Nous sommes de la même trempe que d’autres pays. Viol, abus, séquestration, inceste, pédocriminalité et silence imposé. Pour amener les victimes à parler, il faut faire tomber le mur de l’hypocrise et de cette honte qui fait mal à ceux et celles qui ont subi de telles maltraitances physiques et mentales. Parler, crier, dénoncer, accuser, inculper, juger et condamner. Ce sont là les paliers par lesquels tout citoyen victime d’une chose aussi odieuse devrait pouvoir suivre.

Les prédateurs sont nombreux, et ils arrivent avec un visage serein et même aimable. Les monstres ne sont pas des gens avec quelque difformité physique, comme un certain cinéma nous les a montrés. Le monstre est quelqu’un de banal. Il n’a pas de troisième œil sur le front. Il parle avec délicatesse avant de passer à l’acte, met la personne à l’aise, puis, drogue aidant, met en pratique sa besogne. (Voir le film classique de Charles Laughton, «La Nuit du chasseur», où le prédateur, magistralement incarné par le séduisant Robert Mitchum, se présente dans les habits d’un pasteur, apparemment bienveillant, alors qu’il est un psychopathe capable de tous les crimes.)

Une pédagogie est nécessaire dans les écoles et dans les familles. Parlez à vos enfants, dites-leur ce qui les menace, apprenez-leur à réagir et à ne pas se taire. Racontez-leur comment cela pourrait se passer. Aucune honte ou hypocrisie dans cela.
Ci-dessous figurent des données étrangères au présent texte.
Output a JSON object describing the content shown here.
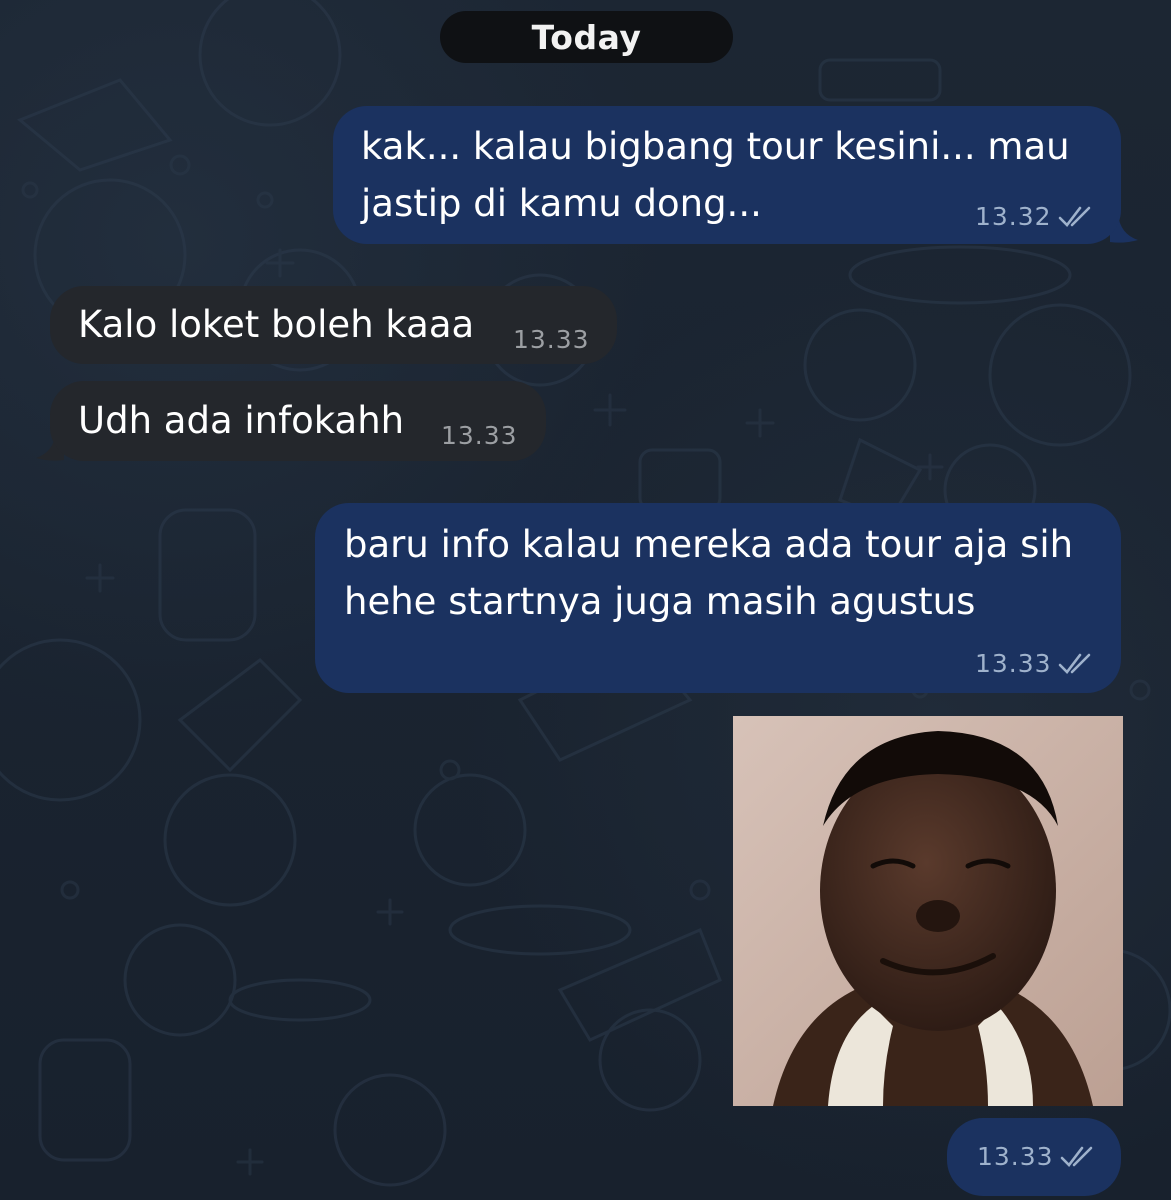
{
  "chat": {
    "date_label": "Today",
    "messages": [
      {
        "direction": "outgoing",
        "text": "kak... kalau bigbang tour kesini... mau\njastip di kamu dong...",
        "time": "13.32",
        "read_icon": "double-check-icon"
      },
      {
        "direction": "incoming",
        "text": "Kalo loket boleh kaaa",
        "time": "13.33"
      },
      {
        "direction": "incoming",
        "text": "Udh ada infokahh",
        "time": "13.33"
      },
      {
        "direction": "outgoing",
        "text": "baru info kalau mereka ada tour aja sih\nhehe startnya juga masih agustus",
        "time": "13.33",
        "read_icon": "double-check-icon"
      },
      {
        "direction": "outgoing",
        "type": "sticker",
        "sticker": "smiling-boy-meme-sticker",
        "time": "13.33",
        "read_icon": "double-check-icon"
      }
    ]
  },
  "colors": {
    "background": "#1a2431",
    "outgoing_bubble": "#1b3260",
    "incoming_bubble": "#24272c",
    "date_pill": "#0f1114",
    "meta_out": "#9fb2cc",
    "meta_in": "#9c9fa3"
  }
}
La haya’a fi dine (pas de tabou dans la religion): l’Islam exige qu’on parle de ces choses abjectes et gênantes. Il n’y a pas de honte à le faire.

Vivre ensemble est une pédagogie basée sur le respect et la dignité de chacun. Toutes les sociétés sont traversées de violence et de dérèglements. Nous sommes une société normale, c’est-à-dire une société où l’on vole, où l’on viole et où l’on commet des meurtres.

Les romans policiers des pays nordiques, comme l’Islande ou la Finlande, nous ont relaté des crimes horribles, des histoires de tueurs en série, alors qu’on pensait qu’ils étaient au sommet de la civilisation et de la modernité. Il en est de même pour un pays magnifique comme le Japon. Grâce à sa littérature et à son cinéma, on sait que cette civilisation est truffée de carences et d’anomalies.

C’est aussi le cas du Maroc. On croyait que «ça n’arrive qu’aux autres». Hélas, cela arrive aussi chez nous. Admettons-le et corrigeons les abus d’une société qui n’est ni pire ni meilleure que les autres.